Breakout stocks to buy or sell: Extending their winning streak for the fifth straight session, Indian stock market benchmarks — the Sensex and Nifty 50 — closed with modest gains on Wednesday, August 20. Positive sentiment was driven by proposed GST reforms, an S&P Global upgrade of India’s credit rating, and indications that the Russia-Ukraine conflict may be nearing resolution. However, gains were limited by concerns over the upcoming August 27 deadline for Trump’s secondary tariffs.

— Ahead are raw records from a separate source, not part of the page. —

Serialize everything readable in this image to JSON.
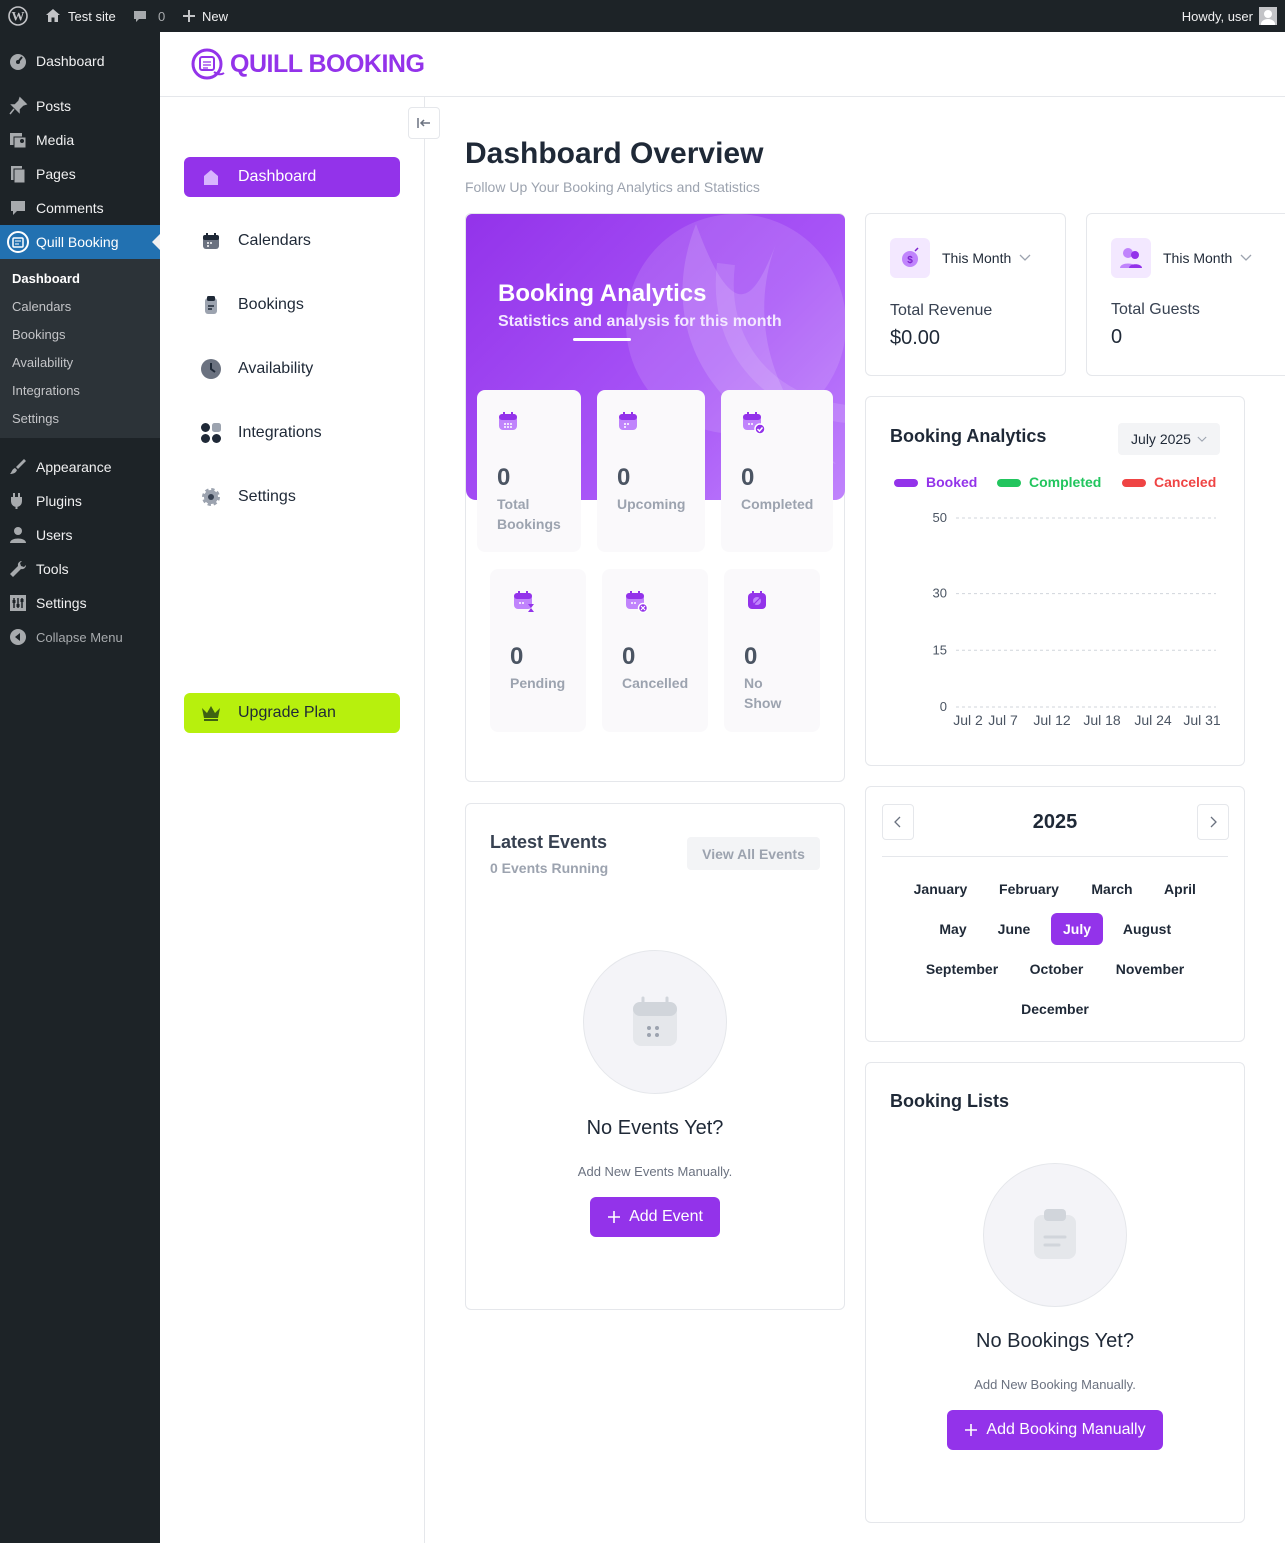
{
  "admin_bar": {
    "site_name": "Test site",
    "comments_count": "0",
    "new_label": "New",
    "howdy": "Howdy, user"
  },
  "wp_menu": {
    "dashboard": "Dashboard",
    "posts": "Posts",
    "media": "Media",
    "pages": "Pages",
    "comments": "Comments",
    "quill": "Quill Booking",
    "sub": [
      "Dashboard",
      "Calendars",
      "Bookings",
      "Availability",
      "Integrations",
      "Settings"
    ],
    "appearance": "Appearance",
    "plugins": "Plugins",
    "users": "Users",
    "tools": "Tools",
    "settings": "Settings",
    "collapse": "Collapse Menu"
  },
  "logo_text": "QUILL BOOKING",
  "plugin_nav": {
    "items": [
      "Dashboard",
      "Calendars",
      "Bookings",
      "Availability",
      "Integrations",
      "Settings"
    ],
    "upgrade": "Upgrade Plan"
  },
  "page": {
    "title": "Dashboard Overview",
    "subtitle": "Follow Up Your Booking Analytics and Statistics"
  },
  "hero": {
    "title": "Booking Analytics",
    "subtitle": "Statistics and analysis for this month"
  },
  "stats": [
    {
      "value": "0",
      "label": "Total Bookings"
    },
    {
      "value": "0",
      "label": "Upcoming"
    },
    {
      "value": "0",
      "label": "Completed"
    },
    {
      "value": "0",
      "label": "Pending"
    },
    {
      "value": "0",
      "label": "Cancelled"
    },
    {
      "value": "0",
      "label": "No Show"
    }
  ],
  "revenue": {
    "period": "This Month",
    "label": "Total Revenue",
    "value": "$0.00"
  },
  "guests": {
    "period": "This Month",
    "label": "Total Guests",
    "value": "0"
  },
  "analytics": {
    "title": "Booking Analytics",
    "month_select": "July 2025"
  },
  "chart_data": {
    "type": "line",
    "x": [
      "Jul 2",
      "Jul 7",
      "Jul 12",
      "Jul 18",
      "Jul 24",
      "Jul 31"
    ],
    "series": [
      {
        "name": "Booked",
        "color": "#9333ea",
        "values": [
          0,
          0,
          0,
          0,
          0,
          0
        ]
      },
      {
        "name": "Completed",
        "color": "#22c55e",
        "values": [
          0,
          0,
          0,
          0,
          0,
          0
        ]
      },
      {
        "name": "Canceled",
        "color": "#ef4444",
        "values": [
          0,
          0,
          0,
          0,
          0,
          0
        ]
      }
    ],
    "yticks": [
      0,
      15,
      30,
      50
    ],
    "ylim": [
      0,
      50
    ],
    "grid": true,
    "legend": "top-left"
  },
  "calendar": {
    "year": "2025",
    "months": [
      "January",
      "February",
      "March",
      "April",
      "May",
      "June",
      "July",
      "August",
      "September",
      "October",
      "November",
      "December"
    ],
    "selected": "July"
  },
  "events": {
    "title": "Latest Events",
    "count": "0 Events Running",
    "view_all": "View All Events",
    "empty_title": "No Events Yet?",
    "empty_sub": "Add New Events Manually.",
    "add": "Add Event"
  },
  "bookings": {
    "title": "Booking Lists",
    "empty_title": "No Bookings Yet?",
    "empty_sub": "Add New Booking Manually.",
    "add": "Add Booking Manually"
  },
  "colors": {
    "accent": "#9333ea",
    "upgrade": "#b7f00d",
    "wp_dark": "#1d2327",
    "wp_blue": "#2271b1"
  }
}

The Sensex climbed 213 points, or 0.26%, to close at 81,857.84, while the Nifty 50 gained 70 points, or 0.28%, to finish at 25,050.55. Meanwhile, the BSE Midcap and Smallcap indices advanced 0.39% and 0.30%, respectively.
Sumeet Bagadia’s breakout stock recommendations
Sumeet Bagadia, Executive Director at Choice Broking, believes that Indian stock market sentiment has improved as the Nifty 50 index continues to sustain above the 50-DEMA support of 24,820 and it has closed above 25,000.
Speaking on the outlook of Indian stock market, Bagadia said,” The benchmark index is facing hurdle in 25,250 to 25,300 range. On breaking above this resistance in a closing basis would ensure a fresh bull trend on Dalal Street. So, one should maintain stock-specific approach and look at those stocks that are looking strong on the technical chart. Looking at breakout stocks can be a good option.”
Stocks to buy today
Sumeet Bagadia recommends five breakout stocks to buy today: Parag Milk Foods, Centum Electronics, Time Technoplast, Honasa Consumer, and Divgi TorqTransfer Systems.
1] Parag Milk Foods: Buy at ₹244, target ₹261, stop loss ₹235;
2] Centum Electronics: Buy at ₹2847, target ₹3060, stop loss ₹2750;
3] Time Technoplast: Buy at ₹483.5, target ₹520, stop loss ₹466;
4] Honasa Consumer: Buy at ₹297.45, target ₹320, stop loss ₹286;
5] Divgi TorqTransfer Systems: Buy at ₹680, target ₹730, stop loss ₹655.
Disclaimer: This story is for educational purposes only. The views and recommendations above are those of individual analysts or broking companies, not Mint. We advise investors to check with certified experts before making any investment decisions.